22–29 Jul 2015
Europe/Vienna timezone

Status of the SNO+ Experiment

24 Jul 2015, 10:30
15m
HS7

HS7

talk Neutrino Physics Neutrino Physics

Speaker

Gersende Prior (LIP)

Description

The SNO+ experiment has multiple physics goals among which the search for neutrinoless double-beta decay, the study of solar neutrinos, measurements of anti-neutrinos from nuclear reactors and the Earth's natural radioactivity, as well as the ability to detect Supernovae neutrinos. Located in the SNOLAB underground physics laboratory (Canada) it will re-use the SNO detector equipped with ~9000 PMTs and looking at a 12 m diameter spherical volume. The detector will be filled with 780 tons of liquid scintillator to which 130Te at 0.3% loading will be added. The commissioning of the detector at SNOLAB has started, and data with air and partial water fill have been taken.
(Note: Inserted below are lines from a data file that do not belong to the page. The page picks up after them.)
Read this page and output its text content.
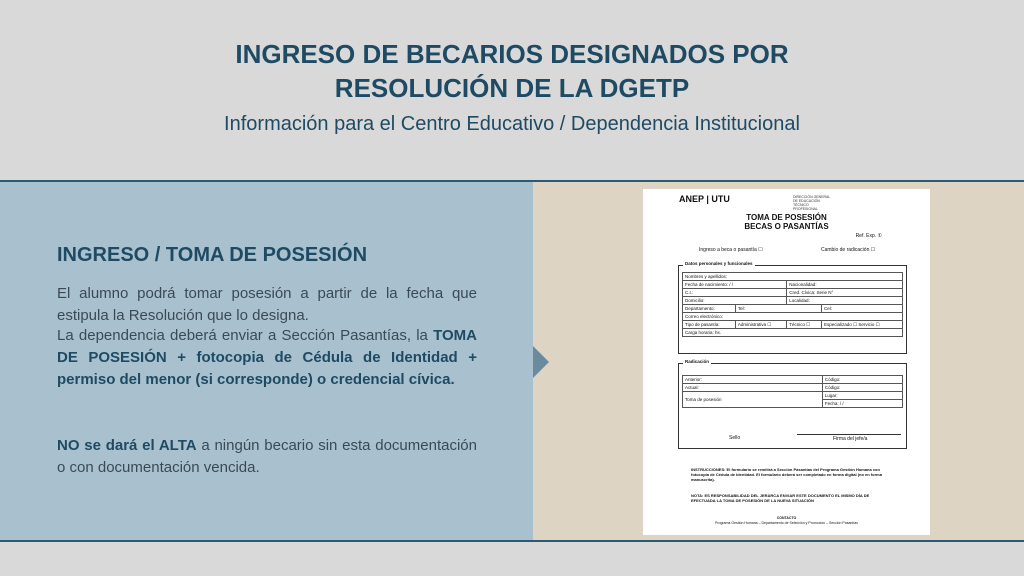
INGRESO DE BECARIOS DESIGNADOS POR
RESOLUCIÓN DE LA DGETP
Información para el Centro Educativo / Dependencia Institucional
INGRESO / TOMA DE POSESIÓN
El alumno podrá tomar posesión a partir de la fecha que estipula la Resolución que lo designa.
La dependencia deberá enviar a Sección Pasantías, la TOMA DE POSESIÓN + fotocopia de Cédula de Identidad + permiso del menor (si corresponde) o credencial cívica.
NO se dará el ALTA a ningún becario sin esta documentación o con documentación vencida.
ANEP | UTU	DIRECCIÓN GENERAL DE EDUCACIÓN TÉCNICO PROFESIONAL
TOMA DE POSESIÓN
BECAS O PASANTÍAS
Ref. Exp. ①
Ingreso a beca o pasantía ☐	Cambio de radicación ☐
Datos personales y funcionales
Nombres y apellidos:			
Fecha de nacimiento: / /		Nacionalidad:	
C.I.:		Cred. Cívica: Serie N°	
Domicilio:		Localidad:	
Departamento:	Tel:		Cel:
Correo electrónico:			
Tipo de pasantía:	Administrativa ☐	Técnico ☐	Especializado ☐ Servicio ☐
Carga horaria: hs.			
Radicación
Anterior:	Código:
Actual:	Código:
Toma de posesión	Lugar:
	Fecha: / /
Sello	Firma del jefe/a
INSTRUCCIONES: El formulario se remitirá a Sección Pasantías del Programa Gestión Humana con fotocopia de Cédula de Identidad. El formulario deberá ser completado en forma digital (no en forma manuscrita).
NOTA: ES RESPONSABILIDAD DEL JERARCA ENVIAR ESTE DOCUMENTO EL MISMO DÍA DE EFECTUADA LA TOMA DE POSESIÓN DE LA NUEVA SITUACIÓN
CONTACTO
Programa Gestión Humana – Departamento de Selección y Promoción – Sección Pasantías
A short phase with the detector completely filled with water is expected to start at the end of the year, before running the detector with scintillator in 2016. The main detector developments and technical challenges inherent to this large volume liquid scintillator and low-energy experiment will be presented. In addition the status of the detector which is in its commissioning phase and the detector and physics plans for the water phase will be described. Finally the neutrinoless double-beta decay sensitivity physics goals that SNO+ aims to achieve in phases with different loadings will be given.